Avenues of Improving Statistical Research Practices

Verica Buchanan
Human Systems Data
Published in
3 min readMar 15, 2017

One of the most valuable elements of this week’s reading (Greenland et. al., 2016; Gelman, 2016; Gelman, 2017) was that the authors provided a detailed account of the numerous misconceptions about p-values, confidence intervals, and power. Additionally, they stressed that researchers across the board should move away from the restrictive and ‘simplistic’ significance reporting. Instead, researchers should account for an array of values. For example, they should report: confidence intervals and power, as well as assumptions made during the hypothesis generating/testing phase, exclusions/inclusion of participants, etc. In short, research findings should provide a precise and detailed account of everything that could affect the research outcome. However, why is this advocated?

As it turns out, there are numerous reports of sloppy research practices and misconduct. In fact, some researchers claim that the majority of published work is false (Ioannidis, 2005). This claim is exacerbated by recent findings that many studies cannot be replicated.

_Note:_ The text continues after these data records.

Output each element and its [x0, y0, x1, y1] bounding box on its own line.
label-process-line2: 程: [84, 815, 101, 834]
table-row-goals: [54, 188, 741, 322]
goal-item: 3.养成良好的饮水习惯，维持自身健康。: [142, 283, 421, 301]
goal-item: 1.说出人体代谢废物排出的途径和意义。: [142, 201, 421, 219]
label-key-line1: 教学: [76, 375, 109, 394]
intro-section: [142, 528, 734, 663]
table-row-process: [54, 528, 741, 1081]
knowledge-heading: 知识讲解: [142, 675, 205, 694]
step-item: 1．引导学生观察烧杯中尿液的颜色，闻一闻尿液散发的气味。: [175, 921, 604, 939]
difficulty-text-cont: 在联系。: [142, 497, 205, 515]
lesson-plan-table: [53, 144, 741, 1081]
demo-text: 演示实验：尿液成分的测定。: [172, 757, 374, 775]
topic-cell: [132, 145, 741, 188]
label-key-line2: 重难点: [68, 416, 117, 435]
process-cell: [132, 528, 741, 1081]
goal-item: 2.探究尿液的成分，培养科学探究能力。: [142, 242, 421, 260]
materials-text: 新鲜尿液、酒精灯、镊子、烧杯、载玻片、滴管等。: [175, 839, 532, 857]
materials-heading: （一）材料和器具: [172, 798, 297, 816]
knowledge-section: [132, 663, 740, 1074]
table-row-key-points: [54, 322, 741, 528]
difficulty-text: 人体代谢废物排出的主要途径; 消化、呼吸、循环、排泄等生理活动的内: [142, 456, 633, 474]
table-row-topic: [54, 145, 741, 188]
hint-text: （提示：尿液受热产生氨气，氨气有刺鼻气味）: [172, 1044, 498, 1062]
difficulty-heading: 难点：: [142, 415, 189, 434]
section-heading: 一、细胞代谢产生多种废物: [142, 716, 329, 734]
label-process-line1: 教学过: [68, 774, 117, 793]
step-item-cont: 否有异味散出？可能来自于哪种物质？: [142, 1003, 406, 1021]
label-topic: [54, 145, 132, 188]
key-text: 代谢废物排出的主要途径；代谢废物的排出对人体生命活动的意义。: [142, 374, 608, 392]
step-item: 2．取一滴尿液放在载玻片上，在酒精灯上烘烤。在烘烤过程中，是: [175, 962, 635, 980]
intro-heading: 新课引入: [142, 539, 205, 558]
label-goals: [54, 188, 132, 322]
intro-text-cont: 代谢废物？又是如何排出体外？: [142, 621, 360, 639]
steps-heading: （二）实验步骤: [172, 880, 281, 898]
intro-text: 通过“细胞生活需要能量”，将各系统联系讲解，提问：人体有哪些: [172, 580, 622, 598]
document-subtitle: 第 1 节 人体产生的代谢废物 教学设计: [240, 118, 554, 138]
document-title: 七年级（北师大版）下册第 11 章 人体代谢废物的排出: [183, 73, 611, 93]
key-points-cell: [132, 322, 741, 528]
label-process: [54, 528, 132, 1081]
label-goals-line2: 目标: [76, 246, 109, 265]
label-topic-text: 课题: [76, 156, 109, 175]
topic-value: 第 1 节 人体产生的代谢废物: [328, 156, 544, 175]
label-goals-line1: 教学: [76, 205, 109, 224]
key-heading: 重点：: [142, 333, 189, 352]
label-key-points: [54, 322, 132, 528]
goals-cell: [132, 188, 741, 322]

For example, out of 53 American drug landmark cancer studies only six could be replicated whereas the German pharmaceutical company Bayer only reproduced 25% of its 67 landmark studies (Economist, 2013). This replication problem is not unique to the medical domain, but exits across numerous domains, including psychology (Cumming, 2014).

In order to curtail sloppy practices researchers are encouraged to apply a wider variety of statistical analyses, and at the same time, scrutinize their own work and their fellow researchers. Although these guidelines are helpful, I believe that more is needed. Table 1 provides a list of problems statements along with possible approaches to address them. For instance, colleges and universities need to better prepare their students for a research career by teaching them ‘good’ statistical methods. Additionally, universities could provide better resources to students and faculty by employing statisticians as consultants. There are numerous other suggests listed in Table 1 all deemed to improve research as a whole.

REFERENCES

Cumming, G. (2014). The New Statistics: Why and How. Psychological Science, 25(1), 7–29.

Gelman, A. (2017). Statistical Modeling, Casual Inference, and Social Science. Measurement error and the replication crisis. Retrieved from http://andrewgelman.com/2016/09/21/what-has-happened-down-here-is-the-winds-have-changed/

Gelman, A. (2016). Statistical Modeling, Casual Inference, and Social Science. What has happened down here is the winds have changed. Retrieved from http://andrewgelman.com/2016/09/21/what-has-happened-down-here-is-the-winds-have-changed/

Greenland, S., Senn, S. J., Rothman, K. J., Carlin, J. B., Poole, C., Goodman, S. N., & Altman, D. G. (2016). Statistical tests, P. European journal of epidemiology, 31(4), 337–350.

Ioannidis, J. P. (2005). Why most published research findings are false. PLoS Medicine, 2(8), e128.

The Economist (2013). How Science Goes Wrong. 409(8858), 3 & 26–30.